Sunday, July 05, 2015

James Whale: Closet Case?


Here we see movie director James Whale behind the scenes of his most famous movie, with his most famous character -- Frankenstein's Monster -- as interpreted by Boris Karloff.

Now, there have been a few serious, even grim questions directed to me about this Whale fellow.  What sort of Whale is he?  Why do we never see a photo of him in the water -- even in the movie made about his private life, Gods and Monsters, featuring scene after scene shot by the side of his backyard pool as he reminisces about the good old days he spent there in the drink?  Is he one of the rumored piscophobic converts who accepts delivery of the fish DNA, then fights becoming a fish every step of the way?  If so, why didn't he change his name to Stone, or Toyoda, or ibn Al-Abbad?  If his name is just a coincidence, why did he never get converted to our cause?  What gives?

The short answer, ladies:  I don't know.  But the very fact that I don't know suggests strongly that he is NOT an operative in our glorious Cause, and never was. 

Here's what I was able to find out: 

>> Not one of his films has been piscatorial in theme.  Not one!  Gods and Monsters comes the closest, because of the ever-present swimming pool, which you have to admit isn't much in itself.  And Whale didn't lens that one.  It was meant to be his life story, and we never saw him get wet.

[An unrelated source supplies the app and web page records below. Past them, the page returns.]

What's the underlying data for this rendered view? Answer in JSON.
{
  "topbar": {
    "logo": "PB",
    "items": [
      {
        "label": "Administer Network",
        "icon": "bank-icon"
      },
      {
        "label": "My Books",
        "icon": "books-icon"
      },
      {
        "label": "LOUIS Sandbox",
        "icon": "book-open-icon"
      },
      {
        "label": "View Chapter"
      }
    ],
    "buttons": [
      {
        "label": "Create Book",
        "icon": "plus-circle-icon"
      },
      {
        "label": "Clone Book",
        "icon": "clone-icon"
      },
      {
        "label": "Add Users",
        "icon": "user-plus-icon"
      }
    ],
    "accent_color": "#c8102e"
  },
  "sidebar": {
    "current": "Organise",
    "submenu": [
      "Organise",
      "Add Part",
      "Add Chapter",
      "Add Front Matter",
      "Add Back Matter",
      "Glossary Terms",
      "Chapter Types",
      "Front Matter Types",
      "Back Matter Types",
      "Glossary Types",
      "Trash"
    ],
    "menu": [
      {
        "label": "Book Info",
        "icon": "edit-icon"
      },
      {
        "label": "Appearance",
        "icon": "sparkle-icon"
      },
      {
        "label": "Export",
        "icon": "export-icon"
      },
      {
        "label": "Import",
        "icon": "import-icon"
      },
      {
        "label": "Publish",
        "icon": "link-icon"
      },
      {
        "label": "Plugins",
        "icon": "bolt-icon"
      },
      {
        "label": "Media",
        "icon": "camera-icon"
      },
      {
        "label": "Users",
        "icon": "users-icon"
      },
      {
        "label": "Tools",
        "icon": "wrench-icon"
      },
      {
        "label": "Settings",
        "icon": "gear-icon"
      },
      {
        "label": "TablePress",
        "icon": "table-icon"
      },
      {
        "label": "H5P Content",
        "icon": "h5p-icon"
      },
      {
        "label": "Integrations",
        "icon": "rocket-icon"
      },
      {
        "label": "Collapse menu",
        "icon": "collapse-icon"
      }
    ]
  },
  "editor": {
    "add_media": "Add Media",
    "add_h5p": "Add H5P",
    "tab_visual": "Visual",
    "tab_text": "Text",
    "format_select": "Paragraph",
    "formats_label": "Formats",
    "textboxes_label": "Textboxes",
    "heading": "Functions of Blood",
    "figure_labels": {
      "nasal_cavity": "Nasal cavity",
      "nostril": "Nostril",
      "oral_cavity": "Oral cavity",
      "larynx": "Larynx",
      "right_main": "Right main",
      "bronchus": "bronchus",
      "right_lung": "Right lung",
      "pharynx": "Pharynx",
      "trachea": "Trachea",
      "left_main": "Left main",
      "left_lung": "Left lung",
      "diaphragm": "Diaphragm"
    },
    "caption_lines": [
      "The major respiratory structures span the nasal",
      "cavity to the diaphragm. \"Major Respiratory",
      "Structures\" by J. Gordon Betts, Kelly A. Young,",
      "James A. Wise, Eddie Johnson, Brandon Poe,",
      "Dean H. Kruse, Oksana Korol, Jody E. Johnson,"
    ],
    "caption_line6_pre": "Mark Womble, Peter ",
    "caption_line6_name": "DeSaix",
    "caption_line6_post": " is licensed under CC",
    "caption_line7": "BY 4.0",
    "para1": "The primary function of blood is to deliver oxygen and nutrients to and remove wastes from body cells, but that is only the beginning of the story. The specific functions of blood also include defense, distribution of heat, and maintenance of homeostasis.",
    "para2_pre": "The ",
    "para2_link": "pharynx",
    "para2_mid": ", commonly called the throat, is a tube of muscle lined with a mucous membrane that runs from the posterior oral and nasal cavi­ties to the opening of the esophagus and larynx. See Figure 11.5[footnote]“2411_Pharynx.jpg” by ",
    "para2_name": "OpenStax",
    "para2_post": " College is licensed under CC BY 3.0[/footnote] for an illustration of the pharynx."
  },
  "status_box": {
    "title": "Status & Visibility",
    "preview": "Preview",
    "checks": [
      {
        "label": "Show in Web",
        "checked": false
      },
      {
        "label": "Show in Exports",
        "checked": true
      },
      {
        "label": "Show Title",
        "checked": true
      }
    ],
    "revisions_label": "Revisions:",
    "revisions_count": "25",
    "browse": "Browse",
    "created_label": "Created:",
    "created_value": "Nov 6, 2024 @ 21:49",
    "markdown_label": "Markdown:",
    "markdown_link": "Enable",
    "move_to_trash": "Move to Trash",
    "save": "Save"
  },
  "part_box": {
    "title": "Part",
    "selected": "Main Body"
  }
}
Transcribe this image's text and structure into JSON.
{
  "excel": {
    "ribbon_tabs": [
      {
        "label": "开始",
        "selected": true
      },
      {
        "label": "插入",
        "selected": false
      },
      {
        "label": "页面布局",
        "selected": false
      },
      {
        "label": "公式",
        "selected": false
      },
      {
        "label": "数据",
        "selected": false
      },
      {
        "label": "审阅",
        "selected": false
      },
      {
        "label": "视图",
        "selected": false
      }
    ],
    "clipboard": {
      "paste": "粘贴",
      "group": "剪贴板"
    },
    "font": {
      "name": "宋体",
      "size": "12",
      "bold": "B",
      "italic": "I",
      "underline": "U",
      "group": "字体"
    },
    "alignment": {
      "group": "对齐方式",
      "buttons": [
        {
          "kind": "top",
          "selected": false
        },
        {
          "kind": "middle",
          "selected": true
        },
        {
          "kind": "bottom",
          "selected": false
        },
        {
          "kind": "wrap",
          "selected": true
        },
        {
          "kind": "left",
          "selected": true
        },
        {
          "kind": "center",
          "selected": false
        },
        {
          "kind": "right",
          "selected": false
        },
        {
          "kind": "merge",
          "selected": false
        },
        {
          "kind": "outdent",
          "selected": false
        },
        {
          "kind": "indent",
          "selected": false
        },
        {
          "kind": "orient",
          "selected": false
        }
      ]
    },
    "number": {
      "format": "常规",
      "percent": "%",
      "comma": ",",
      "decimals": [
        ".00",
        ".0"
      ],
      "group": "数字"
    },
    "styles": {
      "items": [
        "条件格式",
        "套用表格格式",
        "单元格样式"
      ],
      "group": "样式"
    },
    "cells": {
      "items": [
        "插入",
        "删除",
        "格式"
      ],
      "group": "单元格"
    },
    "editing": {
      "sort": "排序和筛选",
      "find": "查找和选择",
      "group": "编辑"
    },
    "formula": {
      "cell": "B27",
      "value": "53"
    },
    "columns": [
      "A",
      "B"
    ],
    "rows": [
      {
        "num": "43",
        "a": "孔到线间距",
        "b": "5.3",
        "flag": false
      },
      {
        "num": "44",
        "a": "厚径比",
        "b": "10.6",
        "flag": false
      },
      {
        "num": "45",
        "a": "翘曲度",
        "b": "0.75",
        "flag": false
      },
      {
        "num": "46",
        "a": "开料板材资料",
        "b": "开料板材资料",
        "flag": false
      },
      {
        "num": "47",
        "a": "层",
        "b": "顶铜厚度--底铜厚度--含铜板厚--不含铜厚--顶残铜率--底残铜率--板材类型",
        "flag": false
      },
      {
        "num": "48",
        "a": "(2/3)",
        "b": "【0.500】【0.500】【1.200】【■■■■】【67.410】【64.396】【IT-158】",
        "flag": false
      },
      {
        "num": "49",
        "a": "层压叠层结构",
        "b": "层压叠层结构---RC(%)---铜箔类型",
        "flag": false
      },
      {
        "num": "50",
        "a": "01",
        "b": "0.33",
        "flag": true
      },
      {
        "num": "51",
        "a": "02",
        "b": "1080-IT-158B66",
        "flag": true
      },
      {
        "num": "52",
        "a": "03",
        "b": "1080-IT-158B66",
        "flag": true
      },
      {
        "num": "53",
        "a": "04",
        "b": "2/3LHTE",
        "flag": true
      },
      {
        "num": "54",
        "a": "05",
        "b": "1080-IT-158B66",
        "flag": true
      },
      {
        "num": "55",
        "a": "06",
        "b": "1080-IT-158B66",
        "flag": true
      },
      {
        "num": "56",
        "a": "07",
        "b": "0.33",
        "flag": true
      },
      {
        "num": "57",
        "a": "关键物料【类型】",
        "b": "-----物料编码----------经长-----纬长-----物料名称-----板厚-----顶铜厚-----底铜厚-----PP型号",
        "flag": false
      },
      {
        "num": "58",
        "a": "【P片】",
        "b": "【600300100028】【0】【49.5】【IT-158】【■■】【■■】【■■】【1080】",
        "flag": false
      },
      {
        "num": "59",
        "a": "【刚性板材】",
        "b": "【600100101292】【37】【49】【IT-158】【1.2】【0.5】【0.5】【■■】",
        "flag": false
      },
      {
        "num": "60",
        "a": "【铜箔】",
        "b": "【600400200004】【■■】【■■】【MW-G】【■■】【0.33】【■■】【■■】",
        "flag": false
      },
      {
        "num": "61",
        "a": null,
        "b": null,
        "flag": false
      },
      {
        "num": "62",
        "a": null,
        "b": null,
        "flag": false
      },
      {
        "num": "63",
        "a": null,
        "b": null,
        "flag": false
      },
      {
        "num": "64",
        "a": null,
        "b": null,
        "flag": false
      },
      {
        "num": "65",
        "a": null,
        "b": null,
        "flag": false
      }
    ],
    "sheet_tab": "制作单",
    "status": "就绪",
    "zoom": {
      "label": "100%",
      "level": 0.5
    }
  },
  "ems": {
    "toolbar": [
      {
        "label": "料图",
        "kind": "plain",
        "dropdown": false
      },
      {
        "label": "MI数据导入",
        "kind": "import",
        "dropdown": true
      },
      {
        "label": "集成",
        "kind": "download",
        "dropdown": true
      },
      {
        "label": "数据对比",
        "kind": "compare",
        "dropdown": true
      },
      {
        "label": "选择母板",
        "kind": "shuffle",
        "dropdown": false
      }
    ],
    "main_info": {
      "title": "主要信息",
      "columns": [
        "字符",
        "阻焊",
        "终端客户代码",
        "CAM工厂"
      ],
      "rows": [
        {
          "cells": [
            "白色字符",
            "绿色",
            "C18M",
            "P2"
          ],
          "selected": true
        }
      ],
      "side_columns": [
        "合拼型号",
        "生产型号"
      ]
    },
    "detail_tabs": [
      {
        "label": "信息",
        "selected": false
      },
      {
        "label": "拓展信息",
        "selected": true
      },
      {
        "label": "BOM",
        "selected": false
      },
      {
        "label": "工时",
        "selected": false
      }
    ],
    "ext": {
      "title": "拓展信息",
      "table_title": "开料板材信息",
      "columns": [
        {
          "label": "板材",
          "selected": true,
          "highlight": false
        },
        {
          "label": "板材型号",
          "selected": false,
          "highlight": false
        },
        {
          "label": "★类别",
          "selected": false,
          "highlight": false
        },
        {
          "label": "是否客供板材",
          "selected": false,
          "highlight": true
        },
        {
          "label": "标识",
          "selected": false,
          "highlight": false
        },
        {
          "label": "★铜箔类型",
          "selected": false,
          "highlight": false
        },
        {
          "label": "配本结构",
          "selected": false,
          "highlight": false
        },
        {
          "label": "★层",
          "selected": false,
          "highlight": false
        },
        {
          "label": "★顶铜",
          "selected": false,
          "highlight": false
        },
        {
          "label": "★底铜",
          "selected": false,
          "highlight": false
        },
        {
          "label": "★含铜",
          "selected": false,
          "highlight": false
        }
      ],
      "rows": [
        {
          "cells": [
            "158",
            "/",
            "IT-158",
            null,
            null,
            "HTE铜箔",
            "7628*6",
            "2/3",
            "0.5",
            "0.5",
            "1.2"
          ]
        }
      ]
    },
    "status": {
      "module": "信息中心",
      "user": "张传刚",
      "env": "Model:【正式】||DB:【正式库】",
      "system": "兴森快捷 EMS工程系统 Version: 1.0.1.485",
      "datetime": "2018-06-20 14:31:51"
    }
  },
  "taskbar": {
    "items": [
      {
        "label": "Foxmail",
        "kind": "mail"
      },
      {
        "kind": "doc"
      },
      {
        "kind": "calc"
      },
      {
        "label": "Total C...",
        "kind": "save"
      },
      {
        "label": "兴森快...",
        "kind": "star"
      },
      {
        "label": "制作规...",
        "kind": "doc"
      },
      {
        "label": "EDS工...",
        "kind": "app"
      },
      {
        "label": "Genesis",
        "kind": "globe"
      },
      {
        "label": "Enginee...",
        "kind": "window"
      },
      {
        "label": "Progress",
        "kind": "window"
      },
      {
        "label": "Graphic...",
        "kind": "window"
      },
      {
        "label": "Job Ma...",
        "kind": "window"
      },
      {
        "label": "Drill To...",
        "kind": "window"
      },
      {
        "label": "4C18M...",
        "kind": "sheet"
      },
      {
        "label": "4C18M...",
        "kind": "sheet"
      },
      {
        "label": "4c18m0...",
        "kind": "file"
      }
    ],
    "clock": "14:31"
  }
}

>> None of our Whale operatives has ever heard of him, even the ones who can personally remember the years when he lived and the day he died.  That's remarkable when you consider that his Frankenstein is one of the most-watched films of all time, even by Shaved Monkeys with no interest in horror pictures.

>> This is what really caught my attention.  Remember the scene between the monster and the little girl in Frankenstein?  He's playing with her by the side of the well, and due to his low social skills -- which in human cinema is shorthand for INHUMAN AND DANGEROUS -- he pitches her into the well by mistake.  She drowns!  The horror!  And the villagers get out their torches and pitchforks, seeking revenge.  Astoundingly, in a movie where someone is sewing dead monkeys together and bringing the pieces back to life, it's also possible for death by drowning to be a disaster for a whole village.  The little girl is never reanimated, like the pieces that make up the monster, and she never finds a new destiny in the water, as Sadako did in The Ring.  They just, you know, dropped the ball.  WHAT DOES THAT TELL YOU?

So I suspect that in all the excitement surrounding the Spanish Flu Epidemic of 1918, with all those Naked Apes drowning in their beds and REPORTING STRAIGHT TO US to the tune of 100 million new recruits -- our biggest recruiting coup since Noah's Flood -- Whale was simply overlooked. 

You win some, you lose some, I guess. 

We still got Schmuel Geldfisch, though, right?